Cynthia Lee, UCLA
In what must be one of the most unusual classes offered at UCLA, a group of 10 law students hold in their hands the fate of people who have found their way to the United States after being persecuted by their governments. These survivors of torture and trauma now fear for their lives if they are forced to return home.
For the students in the School of Law’s Asylum Clinic, it’s a heavy responsibility to shoulder as they work for months to prepare their client for this one chance at being granted asylum — a hearing at the U.S. Citizenship and Immigration Services’ Los Angeles Asylum Office in Anaheim.
In this feature produced by the UCLA Broadcast Studio, the poignant story of a man from Africa, whose identity, background and country must remain anonymous to protect family members still living there, unfolds. UCLA law students Jane Stack and Hammad Alam have been assigned to meticulously build his case for asylum with the help of two veteran attorneys from Public Counsel’s Immigrants’ Rights Project.
For five months beginning in January, Stack and Alam establish a bond of trust with the man they call Andrew, painfully extracting and examining details of his detainment, torture and beatings on at least three separate occasions because government officials believed him to be disloyal.
The challenges are many. The two law students feel torn between the need to be objective to spot the “soft” points in his story where his credibility might be most vulnerable and the flood of compassion both feel for his plight. Here is a man who had to leave his young son behind in Africa to secure a better future for them both.

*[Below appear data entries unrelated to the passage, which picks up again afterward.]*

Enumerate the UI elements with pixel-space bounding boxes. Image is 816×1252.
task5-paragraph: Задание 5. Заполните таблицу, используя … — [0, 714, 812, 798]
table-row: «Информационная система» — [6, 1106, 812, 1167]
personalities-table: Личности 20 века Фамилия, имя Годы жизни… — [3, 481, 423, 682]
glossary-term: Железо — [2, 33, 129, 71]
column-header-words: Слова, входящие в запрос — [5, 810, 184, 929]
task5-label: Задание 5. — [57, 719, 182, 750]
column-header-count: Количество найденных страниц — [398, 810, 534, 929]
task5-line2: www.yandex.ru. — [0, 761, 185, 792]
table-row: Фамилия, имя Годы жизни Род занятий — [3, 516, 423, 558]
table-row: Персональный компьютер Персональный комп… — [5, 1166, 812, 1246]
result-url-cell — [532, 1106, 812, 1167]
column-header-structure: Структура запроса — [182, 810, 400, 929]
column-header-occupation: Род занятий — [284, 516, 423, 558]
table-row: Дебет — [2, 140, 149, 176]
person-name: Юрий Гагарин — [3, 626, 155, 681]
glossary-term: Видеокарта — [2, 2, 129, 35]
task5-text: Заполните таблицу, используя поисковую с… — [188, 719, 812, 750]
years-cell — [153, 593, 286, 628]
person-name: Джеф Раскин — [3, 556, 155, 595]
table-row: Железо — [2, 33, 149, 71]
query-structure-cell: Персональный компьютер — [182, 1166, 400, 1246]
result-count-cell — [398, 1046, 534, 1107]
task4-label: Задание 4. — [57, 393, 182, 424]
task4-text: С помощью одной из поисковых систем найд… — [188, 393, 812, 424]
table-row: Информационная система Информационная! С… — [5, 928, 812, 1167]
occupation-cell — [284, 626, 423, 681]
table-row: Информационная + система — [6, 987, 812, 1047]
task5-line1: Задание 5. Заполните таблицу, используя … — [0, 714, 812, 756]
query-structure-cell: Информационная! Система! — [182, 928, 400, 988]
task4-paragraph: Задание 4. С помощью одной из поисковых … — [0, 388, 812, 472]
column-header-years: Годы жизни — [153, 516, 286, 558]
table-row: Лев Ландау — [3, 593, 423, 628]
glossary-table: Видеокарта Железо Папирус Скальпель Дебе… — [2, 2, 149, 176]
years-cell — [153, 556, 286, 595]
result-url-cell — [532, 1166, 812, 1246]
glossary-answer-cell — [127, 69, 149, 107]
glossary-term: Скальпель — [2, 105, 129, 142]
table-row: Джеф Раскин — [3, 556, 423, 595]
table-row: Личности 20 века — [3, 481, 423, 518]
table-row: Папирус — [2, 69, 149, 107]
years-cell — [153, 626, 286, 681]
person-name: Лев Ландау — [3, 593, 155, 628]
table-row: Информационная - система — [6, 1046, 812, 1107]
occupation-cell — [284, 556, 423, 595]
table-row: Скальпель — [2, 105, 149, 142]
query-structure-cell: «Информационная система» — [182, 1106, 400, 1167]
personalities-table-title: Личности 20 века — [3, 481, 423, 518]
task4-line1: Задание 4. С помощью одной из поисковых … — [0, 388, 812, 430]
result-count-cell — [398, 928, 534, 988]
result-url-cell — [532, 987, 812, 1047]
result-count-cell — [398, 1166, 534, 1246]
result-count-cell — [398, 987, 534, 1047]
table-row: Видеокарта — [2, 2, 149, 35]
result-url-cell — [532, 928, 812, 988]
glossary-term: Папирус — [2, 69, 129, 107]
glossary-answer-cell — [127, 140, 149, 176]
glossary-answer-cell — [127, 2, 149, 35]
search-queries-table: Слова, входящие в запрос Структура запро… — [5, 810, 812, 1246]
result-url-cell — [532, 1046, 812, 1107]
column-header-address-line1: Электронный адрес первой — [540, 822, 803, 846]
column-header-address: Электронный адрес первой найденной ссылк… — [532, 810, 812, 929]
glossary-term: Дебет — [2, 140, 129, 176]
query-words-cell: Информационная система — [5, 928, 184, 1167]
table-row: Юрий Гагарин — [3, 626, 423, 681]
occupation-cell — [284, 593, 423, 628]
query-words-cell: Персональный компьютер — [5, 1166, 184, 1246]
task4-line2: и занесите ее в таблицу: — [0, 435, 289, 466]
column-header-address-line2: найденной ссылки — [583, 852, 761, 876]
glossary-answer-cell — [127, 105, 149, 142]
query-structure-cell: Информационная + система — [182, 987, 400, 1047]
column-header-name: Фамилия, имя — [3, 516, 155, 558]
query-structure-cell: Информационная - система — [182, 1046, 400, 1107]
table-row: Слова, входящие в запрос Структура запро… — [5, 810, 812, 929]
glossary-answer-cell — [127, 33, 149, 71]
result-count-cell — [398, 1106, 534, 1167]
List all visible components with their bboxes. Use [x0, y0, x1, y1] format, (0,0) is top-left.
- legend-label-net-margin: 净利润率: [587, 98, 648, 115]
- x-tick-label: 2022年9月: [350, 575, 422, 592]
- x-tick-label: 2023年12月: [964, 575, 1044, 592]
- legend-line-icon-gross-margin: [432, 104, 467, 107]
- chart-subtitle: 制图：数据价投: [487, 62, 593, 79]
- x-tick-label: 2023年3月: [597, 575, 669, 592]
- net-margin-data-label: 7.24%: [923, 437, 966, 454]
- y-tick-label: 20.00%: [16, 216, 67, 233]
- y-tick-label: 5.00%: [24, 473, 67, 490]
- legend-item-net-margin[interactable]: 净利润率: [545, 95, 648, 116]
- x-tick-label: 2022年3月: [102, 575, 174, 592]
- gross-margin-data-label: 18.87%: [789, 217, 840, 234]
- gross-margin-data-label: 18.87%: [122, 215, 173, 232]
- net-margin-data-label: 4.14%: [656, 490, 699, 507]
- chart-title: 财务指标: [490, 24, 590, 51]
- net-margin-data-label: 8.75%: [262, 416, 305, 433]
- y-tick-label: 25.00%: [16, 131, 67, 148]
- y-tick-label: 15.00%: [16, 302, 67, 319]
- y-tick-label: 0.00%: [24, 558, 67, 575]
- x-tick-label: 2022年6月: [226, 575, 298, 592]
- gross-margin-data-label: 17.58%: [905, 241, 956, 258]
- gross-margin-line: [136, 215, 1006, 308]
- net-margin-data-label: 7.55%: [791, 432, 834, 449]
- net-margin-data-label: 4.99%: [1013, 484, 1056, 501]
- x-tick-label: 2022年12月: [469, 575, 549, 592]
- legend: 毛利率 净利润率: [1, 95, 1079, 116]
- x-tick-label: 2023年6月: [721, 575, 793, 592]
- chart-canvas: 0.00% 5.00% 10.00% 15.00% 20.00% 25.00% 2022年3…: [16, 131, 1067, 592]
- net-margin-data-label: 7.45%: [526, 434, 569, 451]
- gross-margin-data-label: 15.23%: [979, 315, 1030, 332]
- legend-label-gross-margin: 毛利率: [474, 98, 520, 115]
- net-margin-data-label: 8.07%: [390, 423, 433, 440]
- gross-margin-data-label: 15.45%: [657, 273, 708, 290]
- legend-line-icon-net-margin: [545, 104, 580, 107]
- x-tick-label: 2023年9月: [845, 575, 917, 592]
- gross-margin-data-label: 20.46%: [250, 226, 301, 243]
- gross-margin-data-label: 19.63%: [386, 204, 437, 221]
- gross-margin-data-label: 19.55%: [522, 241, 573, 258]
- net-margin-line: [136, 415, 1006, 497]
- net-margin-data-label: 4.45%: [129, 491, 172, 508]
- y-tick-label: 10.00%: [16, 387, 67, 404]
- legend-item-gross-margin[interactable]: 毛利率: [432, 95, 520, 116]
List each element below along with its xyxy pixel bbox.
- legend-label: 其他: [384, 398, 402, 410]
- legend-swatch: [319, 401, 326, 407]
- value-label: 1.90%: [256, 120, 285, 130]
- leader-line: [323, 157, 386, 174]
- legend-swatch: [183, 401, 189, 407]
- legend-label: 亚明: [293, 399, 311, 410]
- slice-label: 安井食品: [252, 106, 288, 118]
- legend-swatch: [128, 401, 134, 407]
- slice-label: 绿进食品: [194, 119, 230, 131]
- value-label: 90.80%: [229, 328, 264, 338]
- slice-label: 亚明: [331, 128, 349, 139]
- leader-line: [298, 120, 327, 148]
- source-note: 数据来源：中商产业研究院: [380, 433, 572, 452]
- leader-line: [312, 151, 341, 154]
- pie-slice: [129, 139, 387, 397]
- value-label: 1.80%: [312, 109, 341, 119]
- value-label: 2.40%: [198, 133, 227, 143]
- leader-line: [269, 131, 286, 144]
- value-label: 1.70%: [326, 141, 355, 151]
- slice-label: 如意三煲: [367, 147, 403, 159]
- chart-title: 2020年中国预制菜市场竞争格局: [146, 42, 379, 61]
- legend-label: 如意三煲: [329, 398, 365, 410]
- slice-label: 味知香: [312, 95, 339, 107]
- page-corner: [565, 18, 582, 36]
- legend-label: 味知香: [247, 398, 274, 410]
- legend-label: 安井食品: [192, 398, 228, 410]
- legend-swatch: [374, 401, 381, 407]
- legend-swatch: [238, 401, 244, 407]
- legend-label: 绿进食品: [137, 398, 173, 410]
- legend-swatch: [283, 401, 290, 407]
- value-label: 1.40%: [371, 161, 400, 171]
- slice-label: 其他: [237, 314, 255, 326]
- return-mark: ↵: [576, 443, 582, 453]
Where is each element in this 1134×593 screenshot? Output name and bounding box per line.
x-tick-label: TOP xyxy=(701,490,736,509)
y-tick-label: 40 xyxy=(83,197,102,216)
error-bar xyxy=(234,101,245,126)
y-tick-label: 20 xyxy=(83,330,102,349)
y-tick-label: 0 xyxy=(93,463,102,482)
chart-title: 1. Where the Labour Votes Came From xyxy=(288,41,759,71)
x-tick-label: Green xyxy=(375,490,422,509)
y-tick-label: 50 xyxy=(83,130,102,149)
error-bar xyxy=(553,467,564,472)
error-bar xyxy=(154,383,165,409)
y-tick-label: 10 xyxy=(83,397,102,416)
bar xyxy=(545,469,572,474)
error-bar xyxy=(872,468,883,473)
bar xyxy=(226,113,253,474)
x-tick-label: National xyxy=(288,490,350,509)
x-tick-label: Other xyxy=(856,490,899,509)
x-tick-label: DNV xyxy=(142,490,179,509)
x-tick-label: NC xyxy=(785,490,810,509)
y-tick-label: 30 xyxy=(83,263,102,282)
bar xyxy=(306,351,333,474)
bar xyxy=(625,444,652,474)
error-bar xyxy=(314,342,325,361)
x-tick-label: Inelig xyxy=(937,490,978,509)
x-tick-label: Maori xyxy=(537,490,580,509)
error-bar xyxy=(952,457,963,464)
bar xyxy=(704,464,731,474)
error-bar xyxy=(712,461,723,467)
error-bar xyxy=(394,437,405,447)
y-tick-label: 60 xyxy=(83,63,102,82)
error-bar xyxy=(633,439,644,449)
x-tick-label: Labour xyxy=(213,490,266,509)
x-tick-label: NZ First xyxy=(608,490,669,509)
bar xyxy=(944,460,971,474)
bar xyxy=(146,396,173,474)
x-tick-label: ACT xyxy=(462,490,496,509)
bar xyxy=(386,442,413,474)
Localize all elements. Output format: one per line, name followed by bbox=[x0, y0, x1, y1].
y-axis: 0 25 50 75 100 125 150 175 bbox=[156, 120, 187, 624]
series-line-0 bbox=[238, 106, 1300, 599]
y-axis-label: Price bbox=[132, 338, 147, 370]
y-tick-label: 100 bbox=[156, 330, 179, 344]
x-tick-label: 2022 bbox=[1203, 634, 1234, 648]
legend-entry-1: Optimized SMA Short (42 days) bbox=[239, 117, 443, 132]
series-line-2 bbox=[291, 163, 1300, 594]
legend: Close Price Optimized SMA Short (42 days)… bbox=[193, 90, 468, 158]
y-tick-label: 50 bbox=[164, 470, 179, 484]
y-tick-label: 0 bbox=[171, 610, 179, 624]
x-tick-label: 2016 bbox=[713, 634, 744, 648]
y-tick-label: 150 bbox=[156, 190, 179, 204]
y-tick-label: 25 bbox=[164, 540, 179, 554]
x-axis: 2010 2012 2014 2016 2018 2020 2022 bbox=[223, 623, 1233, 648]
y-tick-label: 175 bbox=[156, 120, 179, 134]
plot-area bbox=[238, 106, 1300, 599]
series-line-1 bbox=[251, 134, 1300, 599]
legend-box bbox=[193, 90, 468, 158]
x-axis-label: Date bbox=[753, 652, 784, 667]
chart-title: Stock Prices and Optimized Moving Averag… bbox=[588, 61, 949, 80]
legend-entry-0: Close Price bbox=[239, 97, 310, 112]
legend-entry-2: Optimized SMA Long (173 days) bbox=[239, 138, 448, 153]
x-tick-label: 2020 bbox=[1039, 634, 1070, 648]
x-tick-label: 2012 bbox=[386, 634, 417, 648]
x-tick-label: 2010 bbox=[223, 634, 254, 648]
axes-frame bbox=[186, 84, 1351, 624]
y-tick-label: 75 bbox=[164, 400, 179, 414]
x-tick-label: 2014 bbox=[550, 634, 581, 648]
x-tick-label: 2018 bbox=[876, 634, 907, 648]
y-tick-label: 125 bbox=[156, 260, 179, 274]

Andrew tried to put the immensity of what has happened to him in his own words: “The bad memories have covered all the beauty of what I had as a person,” he said somberly. “And the beauty of what other people got out of me is all dead.”
“Sometimes,” Stack said, “it’s hard to go back and read what I’ve written … and realize that it’s 15 pages of real human suffering … But we have to distance ourselves from that and be as objective about it as possible so we can effectively apply the facts to the law and make a compelling claim for asylum. I’m trying to know the facts about his life and the law cold so that I can temper my emotions.”